Antoine d’Agata à la galerie des Filles du calvaire
On a beaucoup dit de d’Agata qu’il se défonçait, se piquait. Comme si le fait que le photographe mette sa vie en scène et entre les mains du public autorisait une forme de familiarité. On sait en effet qu’il est le plus souvent sinon toujours le sujet, l’objet de ses images. Qu’il rend visite à des prostituées, qu’il se heurte à des tabous. Soit. Mais d’Agata est plus qu’un homme blessé qui sombre et dérape. Certes, il voit double et son réel se dérobe mais son travail est d’une précision toute clairvoyante. Ses bougés dont on parle tant, ses flous sont d’une netteté alarmante. D’Agata conçoit ses images comme des outils documentaires, et si les clichés tremblent, le propos lui est clair.

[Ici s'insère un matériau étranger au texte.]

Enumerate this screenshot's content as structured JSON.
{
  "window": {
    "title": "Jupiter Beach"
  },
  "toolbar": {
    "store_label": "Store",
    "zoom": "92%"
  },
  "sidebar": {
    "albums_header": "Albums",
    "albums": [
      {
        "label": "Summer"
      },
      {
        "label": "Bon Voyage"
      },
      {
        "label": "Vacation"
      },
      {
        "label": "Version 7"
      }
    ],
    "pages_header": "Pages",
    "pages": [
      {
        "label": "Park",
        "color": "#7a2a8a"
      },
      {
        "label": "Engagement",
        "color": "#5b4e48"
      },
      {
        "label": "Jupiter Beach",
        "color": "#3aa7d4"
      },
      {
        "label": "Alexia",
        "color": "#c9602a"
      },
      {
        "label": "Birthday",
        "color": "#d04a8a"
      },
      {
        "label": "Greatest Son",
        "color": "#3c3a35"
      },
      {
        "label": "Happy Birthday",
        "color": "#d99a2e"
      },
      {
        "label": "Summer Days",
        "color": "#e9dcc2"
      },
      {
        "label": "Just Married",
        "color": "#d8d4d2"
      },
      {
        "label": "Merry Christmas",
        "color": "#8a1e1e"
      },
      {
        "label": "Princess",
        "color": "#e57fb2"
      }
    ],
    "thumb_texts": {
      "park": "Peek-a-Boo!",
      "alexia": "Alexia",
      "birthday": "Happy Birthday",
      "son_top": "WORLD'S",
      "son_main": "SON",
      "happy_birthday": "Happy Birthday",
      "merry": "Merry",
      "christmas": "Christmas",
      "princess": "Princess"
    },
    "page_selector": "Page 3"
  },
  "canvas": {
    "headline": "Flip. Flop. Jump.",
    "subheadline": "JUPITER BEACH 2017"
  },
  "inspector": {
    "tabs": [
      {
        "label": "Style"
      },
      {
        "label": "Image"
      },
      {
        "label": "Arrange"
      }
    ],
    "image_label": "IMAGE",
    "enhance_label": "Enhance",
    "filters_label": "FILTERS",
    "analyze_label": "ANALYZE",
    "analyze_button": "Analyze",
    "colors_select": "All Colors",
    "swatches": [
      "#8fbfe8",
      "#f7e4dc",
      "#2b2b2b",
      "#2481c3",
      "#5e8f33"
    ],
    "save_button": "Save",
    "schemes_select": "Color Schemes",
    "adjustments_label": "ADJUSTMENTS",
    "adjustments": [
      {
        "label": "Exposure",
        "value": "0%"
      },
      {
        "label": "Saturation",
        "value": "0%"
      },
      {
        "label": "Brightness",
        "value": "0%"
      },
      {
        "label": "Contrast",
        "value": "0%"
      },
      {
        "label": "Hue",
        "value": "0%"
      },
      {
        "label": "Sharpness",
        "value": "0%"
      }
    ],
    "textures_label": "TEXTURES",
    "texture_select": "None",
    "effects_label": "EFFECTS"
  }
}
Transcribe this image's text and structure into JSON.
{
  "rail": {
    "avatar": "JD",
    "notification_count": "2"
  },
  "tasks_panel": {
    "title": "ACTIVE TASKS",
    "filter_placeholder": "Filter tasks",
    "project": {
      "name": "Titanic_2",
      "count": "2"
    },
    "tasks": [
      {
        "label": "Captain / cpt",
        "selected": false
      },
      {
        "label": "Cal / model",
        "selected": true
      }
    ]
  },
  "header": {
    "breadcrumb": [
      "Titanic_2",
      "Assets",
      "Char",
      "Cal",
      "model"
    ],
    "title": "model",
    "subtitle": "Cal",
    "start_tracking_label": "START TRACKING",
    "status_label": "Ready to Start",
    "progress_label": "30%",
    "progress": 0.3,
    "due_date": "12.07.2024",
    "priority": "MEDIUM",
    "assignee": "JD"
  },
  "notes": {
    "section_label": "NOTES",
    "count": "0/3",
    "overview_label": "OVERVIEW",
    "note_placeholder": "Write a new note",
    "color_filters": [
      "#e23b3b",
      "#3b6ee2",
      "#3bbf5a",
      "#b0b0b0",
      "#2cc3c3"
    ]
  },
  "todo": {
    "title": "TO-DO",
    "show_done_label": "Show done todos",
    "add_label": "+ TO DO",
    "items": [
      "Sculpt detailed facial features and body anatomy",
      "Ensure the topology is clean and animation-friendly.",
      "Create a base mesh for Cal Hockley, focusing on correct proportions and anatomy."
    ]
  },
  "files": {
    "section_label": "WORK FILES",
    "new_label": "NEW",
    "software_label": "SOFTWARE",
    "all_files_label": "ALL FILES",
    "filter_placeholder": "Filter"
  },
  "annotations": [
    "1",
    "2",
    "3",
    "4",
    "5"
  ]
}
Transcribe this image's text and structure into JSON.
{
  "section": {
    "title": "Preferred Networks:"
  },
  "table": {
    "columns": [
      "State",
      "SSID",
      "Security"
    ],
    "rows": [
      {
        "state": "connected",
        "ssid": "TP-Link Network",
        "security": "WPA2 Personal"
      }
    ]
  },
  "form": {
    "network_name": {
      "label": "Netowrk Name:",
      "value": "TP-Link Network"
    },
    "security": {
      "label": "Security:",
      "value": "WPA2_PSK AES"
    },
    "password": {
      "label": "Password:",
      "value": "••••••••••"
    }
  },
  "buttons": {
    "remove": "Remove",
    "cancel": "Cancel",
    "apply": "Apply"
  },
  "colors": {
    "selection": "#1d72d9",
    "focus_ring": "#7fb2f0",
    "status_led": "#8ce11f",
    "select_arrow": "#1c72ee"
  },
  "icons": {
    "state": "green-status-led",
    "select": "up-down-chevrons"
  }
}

La maladie et la mort sont partout, alors il faut les envelopper avec un voile d’abstraction, leur donner une grâce supportable. Nimber, auréoler. On pense bien sûr à Bacon et à ses corps déformés, consommés par eux-mêmes. D’Agata gomme de cette façon la morphologie humaine pour arrondir les angles, les coudes, les genous khagneux.
Noia , la série exposée ici, dénude comme d’habitude les corps. Certains sont pulpeux, d’autres malingres. La chair est désirable autant qu’effrayante. Certains visages, alors même qu’ils sont photographiés vivants ont l’apparence d’une tête de mort sur laquelle on devine les cavités et orifices d’un crâne de squelette. Comment mieux faire s’embrasser vie et mort ? L’effroi guette et poursuit son action d’épouvante longtemps. Mais la danse qui tient de la transe de cette jeune femme nue (série de 9 clichés dans la dernière salle, Géorgie, 2009) réconcilie avec le désir et la pulsion de vie. D’Agata dit être « de plus en plus seul dans son entreprise de reconstruction ». On le prie de continuer plutôt à déconstruire, c’est là où tout son génie éclate. Là aussi que la beauté, aussi destructurée qu’elle soit, foudroie du regard.